Secondo la SVIMEZ il potenziamento dei servizi di assistenza all’infanzia, agli anziani e ai disabili, quello dei servizi sanitari territoriali ed una migliore distribuzione dei congedi parentali, sarebbero utili strumenti per sostenere l’occupazione femminile, poiché capaci di favorire la conciliazione vita-lavoro.

Lo sforzo iniziale sarebbe ben ripagato nel tempo dato che si creerebbero nuovi posti di lavoro (educatori, servizi, etc.), con un incremento delle entrate fiscali e una crescita dei consumi.

E in un mondo che si va digitalizzando sempre più in fretta, pensare all’occupazione femminile del futuro (ma anche del presente) significa pensare al mondo dell’informatica e del digitale.

Il Paese europeo da cui prendere spunto sull’argomento è, forse inaspettatamente, la Bulgaria. Si tratta del Paese con la più alta occupazione femminile nel settore informatico di tutta l’Unione Europea: il 28,8% delle persone impiegate nell’informatica in Bulgaria sono donne (dati Eurostat). Basti pensare che in Svizzera l’occupazione femminile nel settore è pari al 16,3% ed in Germania al 17,5%.

In Italia l’abbattimento del c.d. digital gender gap deve diventare una priorità: solo il 16% delle donne accede alla formazione STEM (science, technology, engineering and mathematics) contro il 35% degli uomini. Lo ricorda Darya Majidi, presidente dell'Associazione Donna 4.0, il cui Osservatorio monitorerà l’impatto del PNRR sull'occupazione femminile in ambito digitale.

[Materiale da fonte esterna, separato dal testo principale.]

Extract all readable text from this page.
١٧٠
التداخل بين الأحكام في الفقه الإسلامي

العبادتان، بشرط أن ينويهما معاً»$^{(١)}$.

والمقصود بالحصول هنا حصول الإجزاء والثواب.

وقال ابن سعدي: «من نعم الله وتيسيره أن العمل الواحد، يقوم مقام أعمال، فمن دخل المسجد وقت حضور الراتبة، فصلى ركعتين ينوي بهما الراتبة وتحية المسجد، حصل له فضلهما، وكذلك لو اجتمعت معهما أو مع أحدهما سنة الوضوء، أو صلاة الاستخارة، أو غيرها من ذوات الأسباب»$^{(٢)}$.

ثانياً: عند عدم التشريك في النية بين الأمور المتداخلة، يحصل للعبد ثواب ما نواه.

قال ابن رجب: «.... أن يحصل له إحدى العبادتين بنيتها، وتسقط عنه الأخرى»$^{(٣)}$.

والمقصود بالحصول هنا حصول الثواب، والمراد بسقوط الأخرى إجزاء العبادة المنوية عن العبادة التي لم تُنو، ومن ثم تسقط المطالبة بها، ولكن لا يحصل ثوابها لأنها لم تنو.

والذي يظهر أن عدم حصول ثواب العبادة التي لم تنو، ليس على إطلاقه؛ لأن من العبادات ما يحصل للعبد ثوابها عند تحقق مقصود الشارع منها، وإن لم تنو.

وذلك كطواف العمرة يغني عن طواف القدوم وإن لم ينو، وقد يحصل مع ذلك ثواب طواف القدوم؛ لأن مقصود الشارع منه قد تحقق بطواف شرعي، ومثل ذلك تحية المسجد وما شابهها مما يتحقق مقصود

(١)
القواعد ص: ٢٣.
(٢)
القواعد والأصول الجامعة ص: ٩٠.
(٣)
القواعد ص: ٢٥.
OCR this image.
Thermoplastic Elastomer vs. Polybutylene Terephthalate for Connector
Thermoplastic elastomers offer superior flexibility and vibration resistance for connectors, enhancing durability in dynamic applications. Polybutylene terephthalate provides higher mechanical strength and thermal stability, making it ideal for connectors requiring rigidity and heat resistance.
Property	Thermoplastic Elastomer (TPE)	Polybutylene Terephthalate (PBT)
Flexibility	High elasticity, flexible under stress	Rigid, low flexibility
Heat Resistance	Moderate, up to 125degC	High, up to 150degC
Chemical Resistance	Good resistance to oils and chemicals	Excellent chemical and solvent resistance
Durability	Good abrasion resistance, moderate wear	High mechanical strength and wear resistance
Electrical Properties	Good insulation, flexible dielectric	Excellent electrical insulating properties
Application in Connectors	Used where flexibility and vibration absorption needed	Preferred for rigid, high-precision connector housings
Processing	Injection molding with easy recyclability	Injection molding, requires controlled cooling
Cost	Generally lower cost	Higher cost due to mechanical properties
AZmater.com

È bene ricordare che il motivo dell’ottimo risultato bulgaro è in buona parte legato al ruolo storicamente importante delle tecnologie informatiche nel Paese balcanico, dove oggi ci sono duecento licei e quindici università con indirizzo tecnologico, con le positive ricadute in termini di occupazione femminile cui si è accennato.

È un dato su cui l’Italia farebbe bene a riflettere considerando la bassa percentuale di donne iscritte ai percorsi legati alle tecnologie dell’informazione e della comunicazione. Secondo la CRUI (Conferenza dei Rettori Universitari Italiani) sarebbero solo il 12% le iscritte a corsi di laurea triennale ed il 17,5% a corsi di laurea specialistica.